I drew a deep breath.
A million people
, I thought. More than twice the population of my hometown.

And there was something. Something. What was it? What had I seen or overheard in the compound, in the barracks?

I remembered Prince’s voice:

When we hit them again, so hard, right there, right
where we hit them so hard before .
. .

I remembered crouching beneath the barracks window with the unconscious guard slowly coming around.

The point is this. You can see here. The route is set. We have agents at the entrances and exits to ensure everything
goes smoothly. This is the great and final mission of the
Homelanders .
. .

I felt my body go taut. “Wait,” I said.

I turned around. They were all looking at me. Rose and Mike. Milton One and Dodger Jim—and the crow-faced woman, she was looking at me too now.

“There is something,” I told them. “Only . . .”

“Only?” said Rose.

I looked at him helplessly. “I’m not sure what it is. When I was eavesdropping on the barracks, listening to Prince make his plans, he said to the others—to Waylon and Mr. Sherman—he said, ‘You can see here. The route is set.’”

Rose never showed much emotion, but he showed some now. At least, he licked his lips and took a half step toward me. For him, that was a sign of wild excitement.

“What did he mean, ‘See here’? See where?”

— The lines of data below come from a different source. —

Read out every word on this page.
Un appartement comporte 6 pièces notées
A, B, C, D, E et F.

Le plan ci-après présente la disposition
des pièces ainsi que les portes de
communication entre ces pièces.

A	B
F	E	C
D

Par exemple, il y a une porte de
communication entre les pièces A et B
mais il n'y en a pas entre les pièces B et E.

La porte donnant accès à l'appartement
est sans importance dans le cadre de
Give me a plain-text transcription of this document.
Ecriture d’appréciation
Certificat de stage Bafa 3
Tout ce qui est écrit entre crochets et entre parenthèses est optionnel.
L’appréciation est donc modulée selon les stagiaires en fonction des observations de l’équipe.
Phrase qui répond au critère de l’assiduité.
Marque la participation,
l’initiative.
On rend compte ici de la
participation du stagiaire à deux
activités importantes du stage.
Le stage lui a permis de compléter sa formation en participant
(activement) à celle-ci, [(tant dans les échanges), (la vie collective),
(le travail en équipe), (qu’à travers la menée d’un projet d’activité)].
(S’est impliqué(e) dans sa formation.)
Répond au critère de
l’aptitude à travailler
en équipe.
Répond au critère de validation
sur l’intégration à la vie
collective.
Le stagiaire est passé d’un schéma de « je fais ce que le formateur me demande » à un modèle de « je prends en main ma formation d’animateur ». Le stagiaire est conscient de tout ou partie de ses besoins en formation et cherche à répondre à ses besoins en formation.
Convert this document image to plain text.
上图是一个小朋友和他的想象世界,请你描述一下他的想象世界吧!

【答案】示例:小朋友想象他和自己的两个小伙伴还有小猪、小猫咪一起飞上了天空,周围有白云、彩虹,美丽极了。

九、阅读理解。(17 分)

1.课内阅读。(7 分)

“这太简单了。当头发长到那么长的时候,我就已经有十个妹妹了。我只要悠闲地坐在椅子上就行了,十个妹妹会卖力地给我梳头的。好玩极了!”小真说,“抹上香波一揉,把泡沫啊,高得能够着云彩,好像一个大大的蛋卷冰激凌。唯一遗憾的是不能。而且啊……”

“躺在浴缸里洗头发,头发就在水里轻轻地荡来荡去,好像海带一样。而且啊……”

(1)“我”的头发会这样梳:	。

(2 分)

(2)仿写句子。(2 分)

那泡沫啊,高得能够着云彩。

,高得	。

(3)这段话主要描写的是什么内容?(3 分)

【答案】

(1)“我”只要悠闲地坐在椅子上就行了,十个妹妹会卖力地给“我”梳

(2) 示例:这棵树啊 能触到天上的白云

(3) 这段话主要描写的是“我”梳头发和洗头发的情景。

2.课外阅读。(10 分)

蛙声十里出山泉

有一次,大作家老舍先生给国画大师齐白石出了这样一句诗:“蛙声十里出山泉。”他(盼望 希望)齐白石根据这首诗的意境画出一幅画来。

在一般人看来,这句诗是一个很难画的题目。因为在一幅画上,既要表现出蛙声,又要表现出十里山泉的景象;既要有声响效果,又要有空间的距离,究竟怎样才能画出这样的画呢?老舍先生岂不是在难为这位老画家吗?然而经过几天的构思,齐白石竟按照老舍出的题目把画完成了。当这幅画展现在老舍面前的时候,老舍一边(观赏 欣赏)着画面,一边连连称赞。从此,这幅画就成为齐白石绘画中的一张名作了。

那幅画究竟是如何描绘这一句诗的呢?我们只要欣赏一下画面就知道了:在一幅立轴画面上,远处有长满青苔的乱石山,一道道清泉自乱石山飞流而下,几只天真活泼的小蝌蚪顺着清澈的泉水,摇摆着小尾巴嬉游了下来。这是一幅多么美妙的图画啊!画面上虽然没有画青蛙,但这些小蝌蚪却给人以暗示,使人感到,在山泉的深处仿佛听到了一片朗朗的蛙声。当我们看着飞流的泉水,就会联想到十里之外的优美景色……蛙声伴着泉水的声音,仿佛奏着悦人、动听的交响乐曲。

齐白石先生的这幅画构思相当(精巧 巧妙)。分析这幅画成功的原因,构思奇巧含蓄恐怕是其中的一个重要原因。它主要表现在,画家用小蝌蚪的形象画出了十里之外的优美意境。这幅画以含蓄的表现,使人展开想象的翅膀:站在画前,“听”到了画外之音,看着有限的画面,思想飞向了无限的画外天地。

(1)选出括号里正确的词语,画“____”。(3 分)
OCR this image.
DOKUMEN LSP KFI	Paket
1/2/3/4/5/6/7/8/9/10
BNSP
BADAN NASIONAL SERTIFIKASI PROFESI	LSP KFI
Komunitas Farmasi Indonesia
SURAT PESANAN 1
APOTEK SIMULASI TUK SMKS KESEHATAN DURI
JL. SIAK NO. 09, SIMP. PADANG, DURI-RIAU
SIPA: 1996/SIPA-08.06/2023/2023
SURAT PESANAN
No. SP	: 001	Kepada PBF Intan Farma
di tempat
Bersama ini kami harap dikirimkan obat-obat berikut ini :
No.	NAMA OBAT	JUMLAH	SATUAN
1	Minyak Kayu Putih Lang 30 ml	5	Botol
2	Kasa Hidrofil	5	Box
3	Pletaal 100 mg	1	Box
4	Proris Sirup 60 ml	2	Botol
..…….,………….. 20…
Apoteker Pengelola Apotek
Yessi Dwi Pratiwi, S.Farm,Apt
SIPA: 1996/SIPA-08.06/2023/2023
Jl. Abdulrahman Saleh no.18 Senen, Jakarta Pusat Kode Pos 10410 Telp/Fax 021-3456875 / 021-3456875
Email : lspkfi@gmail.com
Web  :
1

“That’s just it,” I said. “That’s why I got caught. I realized he must have been showing them something. A map or something. So I grabbed hold of the windowsill and chinned my way up so I could peek in.”

“And?” said Rose. “What did you see?”

I opened my mouth, but nothing came out. There was nothing to say. I shook my head.

“Come on, chucklehead,” said Mike. “There had to be something.”

I stared down at the floor. I thought back to the room inside the barracks. “I only saw it for a single second before the guard started to scream for help,” I murmured.

“Think, Charlie,” said Rose. “What did you see?”

“The room. Prince. Waylon. Sherman. The desk.” My head came up, fast. “The laptop! The laptop turned around to face the others. That must’ve been what he was showing them.”

“Did you see it? Did you see the screen?” said Rose.